Épris de l'art divin qui fleurit en Provence,
Poète, il a chanté les succès de la France;
Guerrier, près de Louis son courage naissant
Fit triompher les lis de l'orgueil du croissant.
a sur votre sort partagé mes alarmes,
Il m'a fait chevalier, je suis son frère d'armes.

PROCIDA.

Vous !

LOREDAN.

Nous devons ensemble affronter les hasards,

Suivre d'un pas égal les mêmes étendards :
Bientôt Paléologue, enfermé dans Byzance,
Verra sous nos efforts expirer sa puissance.
Aux bords de l'Hellespont, où nous allons courir,
De quels nobles lauriers nos fronts vont se couvrir !
Que d'exploits!...

PROCIDA.

De l'empire embrassant la querelle, Le destin des combats peut vous être infidèle; Alors de ces hauts faits qu'attendez-vous?...

LORÉDAN.

L'honneur,

Si fidèle aux Français, même dans le malheur!

PROCIDA.

N'en attendez, mon fils, que regrets et que honte; Quels que soient les dangers que votre ardeur affronte, Les Français dans les camps vous seront préférés : Songez-vous aux chagrins que vous vous préparez ? Croyez-vous que le roi, distinguant votre audace, Daigne illustrer un sang qu'il accepte par grace?
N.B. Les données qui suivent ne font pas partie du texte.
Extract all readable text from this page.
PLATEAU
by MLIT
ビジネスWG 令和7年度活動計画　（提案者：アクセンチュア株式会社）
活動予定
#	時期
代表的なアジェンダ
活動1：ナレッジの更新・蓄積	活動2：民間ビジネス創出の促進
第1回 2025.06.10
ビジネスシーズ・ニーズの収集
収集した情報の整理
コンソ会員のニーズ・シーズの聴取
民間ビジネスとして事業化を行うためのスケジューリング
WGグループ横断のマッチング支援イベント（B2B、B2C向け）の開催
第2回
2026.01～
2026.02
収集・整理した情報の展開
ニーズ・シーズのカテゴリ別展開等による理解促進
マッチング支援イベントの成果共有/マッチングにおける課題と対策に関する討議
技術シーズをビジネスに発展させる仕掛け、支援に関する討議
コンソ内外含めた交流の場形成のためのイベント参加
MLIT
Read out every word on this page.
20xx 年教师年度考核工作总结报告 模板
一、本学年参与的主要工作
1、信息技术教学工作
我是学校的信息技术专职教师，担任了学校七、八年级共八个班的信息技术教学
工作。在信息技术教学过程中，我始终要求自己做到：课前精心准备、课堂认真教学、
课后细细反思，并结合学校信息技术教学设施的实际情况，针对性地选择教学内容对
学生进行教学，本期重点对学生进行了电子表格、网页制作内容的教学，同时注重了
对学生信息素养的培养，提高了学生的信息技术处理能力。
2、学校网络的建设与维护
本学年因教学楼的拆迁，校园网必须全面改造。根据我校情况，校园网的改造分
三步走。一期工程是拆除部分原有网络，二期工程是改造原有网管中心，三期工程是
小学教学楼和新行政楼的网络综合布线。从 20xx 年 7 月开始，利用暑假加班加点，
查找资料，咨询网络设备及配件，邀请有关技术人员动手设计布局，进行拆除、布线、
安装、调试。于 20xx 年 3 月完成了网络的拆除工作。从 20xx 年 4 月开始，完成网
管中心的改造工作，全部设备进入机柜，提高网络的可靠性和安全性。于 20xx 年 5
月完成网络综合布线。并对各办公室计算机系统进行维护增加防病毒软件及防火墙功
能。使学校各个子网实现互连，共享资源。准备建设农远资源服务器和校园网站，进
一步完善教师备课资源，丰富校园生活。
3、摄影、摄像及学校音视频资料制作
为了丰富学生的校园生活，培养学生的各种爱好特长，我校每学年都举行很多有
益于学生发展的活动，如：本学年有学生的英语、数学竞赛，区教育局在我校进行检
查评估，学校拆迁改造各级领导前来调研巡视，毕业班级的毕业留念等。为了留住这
Quand l'esclave imprudent pour ses maîtres combat, Tout son sang prodigué se répand sans éclat.

Mais je veux qu'on vous laisse une part dans la gloire: Que produit pour l'état cette noble victoire?

Que sont dans leurs succès les peuples conquérans ?

Des sujets moins heureux sous des rois plus puissans.
Prévenu pour Montfort, vous me croyez à peine.
Votre cœur amolli se refuse à la haine;

Vous flattez nos tyrans; aux premiers feux du jour,
Un jeune ambitieux vous voit grossir sa cour.
Au sein des voluptés qui charment votre vie,
Jamais vous n'avez dit : Palerme est asservie;
Jamais ses cris plaintifs n'ont passé jusqu'à vous;
Au récit de ses maux vous restez sans courroux;
Est-ce là cette humeur inflexible et sauvage
Qui fuyait de la cour le brillant esclavage;
Cet orgueil indocile au joug le plus léger,
Cet honneur ombrageux, si prompt à se venger?
Ou la faveur des grands a changé vos maximes,
Ou de nos ennemis vous oubliez les crimes.

Oubliez-vous aussi ce prince infortuné,

Conradin, sans défense à l'échafaud traîné?

Ne vous souvient-il plus du serment qui vous lie
A sa sœur orpheline, à la jeune Amélie,

Au pur sang de nos rois?

LORÉDAN.

J'en atteste les cieux !

Le jour de ses clartés aura privé mes yeux,
La tombe s'ouvrira pour ma cendre glacée,
Avant qu'un tel serment sorte de ma pensée!